The scope of the claims

[1] On the side of the storage body, there is a drainage pipe that discharges the defrosted water and other wastewater to the outside, and the drainage pipe from the drainage pipe is stored below this drainage pipe. In a cooling storage room provided with an evaporating dish that evaporates by heating means,

A cooling storage, wherein a concave portion is formed on a surface of the evaporating dish facing the side surface of the storage body so as to form an air layer between the side surface and the side surface.

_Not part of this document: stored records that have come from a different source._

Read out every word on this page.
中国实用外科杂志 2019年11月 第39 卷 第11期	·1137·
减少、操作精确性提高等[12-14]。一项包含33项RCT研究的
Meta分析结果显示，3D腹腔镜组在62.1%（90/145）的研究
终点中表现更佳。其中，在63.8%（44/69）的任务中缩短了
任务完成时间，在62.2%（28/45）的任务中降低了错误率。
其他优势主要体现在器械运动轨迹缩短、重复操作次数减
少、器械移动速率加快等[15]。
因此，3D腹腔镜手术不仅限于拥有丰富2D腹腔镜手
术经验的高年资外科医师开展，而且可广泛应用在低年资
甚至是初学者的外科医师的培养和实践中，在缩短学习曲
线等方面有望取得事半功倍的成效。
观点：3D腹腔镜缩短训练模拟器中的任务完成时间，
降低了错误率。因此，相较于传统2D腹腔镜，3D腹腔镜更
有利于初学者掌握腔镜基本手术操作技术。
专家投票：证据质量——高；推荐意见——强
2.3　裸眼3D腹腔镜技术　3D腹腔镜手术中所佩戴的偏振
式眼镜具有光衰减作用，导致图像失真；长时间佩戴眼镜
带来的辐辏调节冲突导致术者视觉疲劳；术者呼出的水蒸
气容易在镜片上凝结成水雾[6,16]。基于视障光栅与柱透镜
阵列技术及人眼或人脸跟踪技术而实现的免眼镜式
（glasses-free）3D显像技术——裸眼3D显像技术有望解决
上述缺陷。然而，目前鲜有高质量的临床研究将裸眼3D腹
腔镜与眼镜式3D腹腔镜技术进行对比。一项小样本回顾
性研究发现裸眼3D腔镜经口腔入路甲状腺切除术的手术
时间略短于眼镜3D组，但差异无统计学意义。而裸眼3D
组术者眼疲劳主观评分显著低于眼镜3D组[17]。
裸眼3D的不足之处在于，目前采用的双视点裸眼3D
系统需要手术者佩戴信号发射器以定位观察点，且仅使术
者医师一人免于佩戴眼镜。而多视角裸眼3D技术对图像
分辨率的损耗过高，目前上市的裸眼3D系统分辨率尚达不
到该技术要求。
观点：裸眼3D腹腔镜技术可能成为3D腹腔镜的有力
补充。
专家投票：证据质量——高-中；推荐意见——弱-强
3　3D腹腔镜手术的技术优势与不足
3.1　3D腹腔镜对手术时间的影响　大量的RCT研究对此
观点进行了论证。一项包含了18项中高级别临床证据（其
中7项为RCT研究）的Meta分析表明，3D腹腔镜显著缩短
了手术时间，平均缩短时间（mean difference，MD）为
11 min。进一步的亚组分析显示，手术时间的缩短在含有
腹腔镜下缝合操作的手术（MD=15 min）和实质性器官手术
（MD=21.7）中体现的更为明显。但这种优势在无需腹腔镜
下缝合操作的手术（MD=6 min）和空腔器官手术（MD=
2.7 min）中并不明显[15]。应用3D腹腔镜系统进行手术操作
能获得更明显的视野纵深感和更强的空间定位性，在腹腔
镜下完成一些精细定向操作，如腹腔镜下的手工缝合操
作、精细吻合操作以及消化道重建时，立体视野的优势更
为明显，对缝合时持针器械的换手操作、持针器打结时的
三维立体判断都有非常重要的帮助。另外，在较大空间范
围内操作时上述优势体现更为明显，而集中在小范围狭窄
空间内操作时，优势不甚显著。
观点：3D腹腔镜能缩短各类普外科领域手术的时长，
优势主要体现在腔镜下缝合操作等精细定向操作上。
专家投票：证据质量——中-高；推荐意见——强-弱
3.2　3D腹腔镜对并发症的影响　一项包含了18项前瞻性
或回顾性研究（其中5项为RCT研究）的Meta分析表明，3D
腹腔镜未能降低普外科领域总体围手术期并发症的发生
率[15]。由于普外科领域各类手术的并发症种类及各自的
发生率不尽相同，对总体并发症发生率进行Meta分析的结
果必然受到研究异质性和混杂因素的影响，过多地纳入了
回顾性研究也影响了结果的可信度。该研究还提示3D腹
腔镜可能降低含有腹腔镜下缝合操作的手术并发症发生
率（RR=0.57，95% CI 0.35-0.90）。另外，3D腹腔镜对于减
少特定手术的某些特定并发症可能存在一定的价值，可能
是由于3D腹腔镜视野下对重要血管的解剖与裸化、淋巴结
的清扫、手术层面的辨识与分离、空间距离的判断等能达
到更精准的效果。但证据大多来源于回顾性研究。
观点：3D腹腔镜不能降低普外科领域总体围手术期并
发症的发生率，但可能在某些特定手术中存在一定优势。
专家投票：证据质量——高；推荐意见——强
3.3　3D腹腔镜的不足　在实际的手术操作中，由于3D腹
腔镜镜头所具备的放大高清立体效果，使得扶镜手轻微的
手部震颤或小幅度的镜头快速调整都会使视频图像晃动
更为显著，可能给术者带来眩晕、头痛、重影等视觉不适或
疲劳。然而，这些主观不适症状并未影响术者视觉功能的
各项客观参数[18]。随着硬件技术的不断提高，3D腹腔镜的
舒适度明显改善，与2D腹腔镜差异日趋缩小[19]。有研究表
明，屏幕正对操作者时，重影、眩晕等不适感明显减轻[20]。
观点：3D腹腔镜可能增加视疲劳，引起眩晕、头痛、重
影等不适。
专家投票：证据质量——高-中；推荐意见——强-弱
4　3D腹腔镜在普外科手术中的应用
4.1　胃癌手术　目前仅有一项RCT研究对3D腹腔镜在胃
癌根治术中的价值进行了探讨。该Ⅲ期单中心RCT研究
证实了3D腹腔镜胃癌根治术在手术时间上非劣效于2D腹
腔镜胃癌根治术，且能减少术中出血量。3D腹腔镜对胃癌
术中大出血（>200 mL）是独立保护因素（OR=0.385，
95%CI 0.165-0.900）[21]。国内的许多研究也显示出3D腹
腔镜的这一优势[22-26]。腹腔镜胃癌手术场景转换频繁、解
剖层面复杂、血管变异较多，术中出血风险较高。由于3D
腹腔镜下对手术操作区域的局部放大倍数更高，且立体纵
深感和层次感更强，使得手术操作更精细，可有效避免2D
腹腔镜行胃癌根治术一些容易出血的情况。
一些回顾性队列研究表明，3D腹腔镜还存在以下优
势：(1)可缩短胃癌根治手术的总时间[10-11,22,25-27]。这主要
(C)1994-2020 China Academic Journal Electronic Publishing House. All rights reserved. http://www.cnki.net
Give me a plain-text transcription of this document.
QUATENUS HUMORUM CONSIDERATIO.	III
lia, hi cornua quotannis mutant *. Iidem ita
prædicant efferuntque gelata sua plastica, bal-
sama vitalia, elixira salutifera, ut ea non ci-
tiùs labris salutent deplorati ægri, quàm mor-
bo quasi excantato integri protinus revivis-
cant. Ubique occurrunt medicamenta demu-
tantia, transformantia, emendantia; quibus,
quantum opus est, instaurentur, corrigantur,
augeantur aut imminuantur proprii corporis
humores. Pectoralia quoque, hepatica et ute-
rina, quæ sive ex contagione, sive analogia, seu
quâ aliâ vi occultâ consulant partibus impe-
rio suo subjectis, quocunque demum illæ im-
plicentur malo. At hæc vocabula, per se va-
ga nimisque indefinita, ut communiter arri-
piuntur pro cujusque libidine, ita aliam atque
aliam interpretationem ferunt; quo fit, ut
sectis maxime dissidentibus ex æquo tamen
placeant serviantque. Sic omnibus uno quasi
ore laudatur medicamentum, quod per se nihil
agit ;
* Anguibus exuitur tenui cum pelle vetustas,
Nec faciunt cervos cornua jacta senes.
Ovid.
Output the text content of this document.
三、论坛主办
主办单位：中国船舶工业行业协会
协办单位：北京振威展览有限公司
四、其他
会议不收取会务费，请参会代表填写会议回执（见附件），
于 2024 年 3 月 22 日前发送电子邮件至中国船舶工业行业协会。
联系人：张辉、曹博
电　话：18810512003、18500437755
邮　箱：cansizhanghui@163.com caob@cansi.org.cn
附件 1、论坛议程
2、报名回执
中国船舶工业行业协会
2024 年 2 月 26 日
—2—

[2] The concave portion is formed inside the peripheral wall by standing a thin peripheral wall at a peripheral portion of the evaporating dish facing the side surface of the storage body. Refrigerated storage as described in section 1.

[3] The evaporating dish has a box-shaped main body portion in which two surfaces of the storage main body facing the side surface and an upper surface are opened, and a side plate portion provided with a flange bent at a right angle on the surface side at the periphery. The side plate portion is fitted on the opening facing surface of the main body portion, and the flange is overlapped on the opening edge of the facing surface and welded to form a box shape with an upper surface opening. The cooling storage according to claim 2, wherein the recess is formed by an inner side of the flange.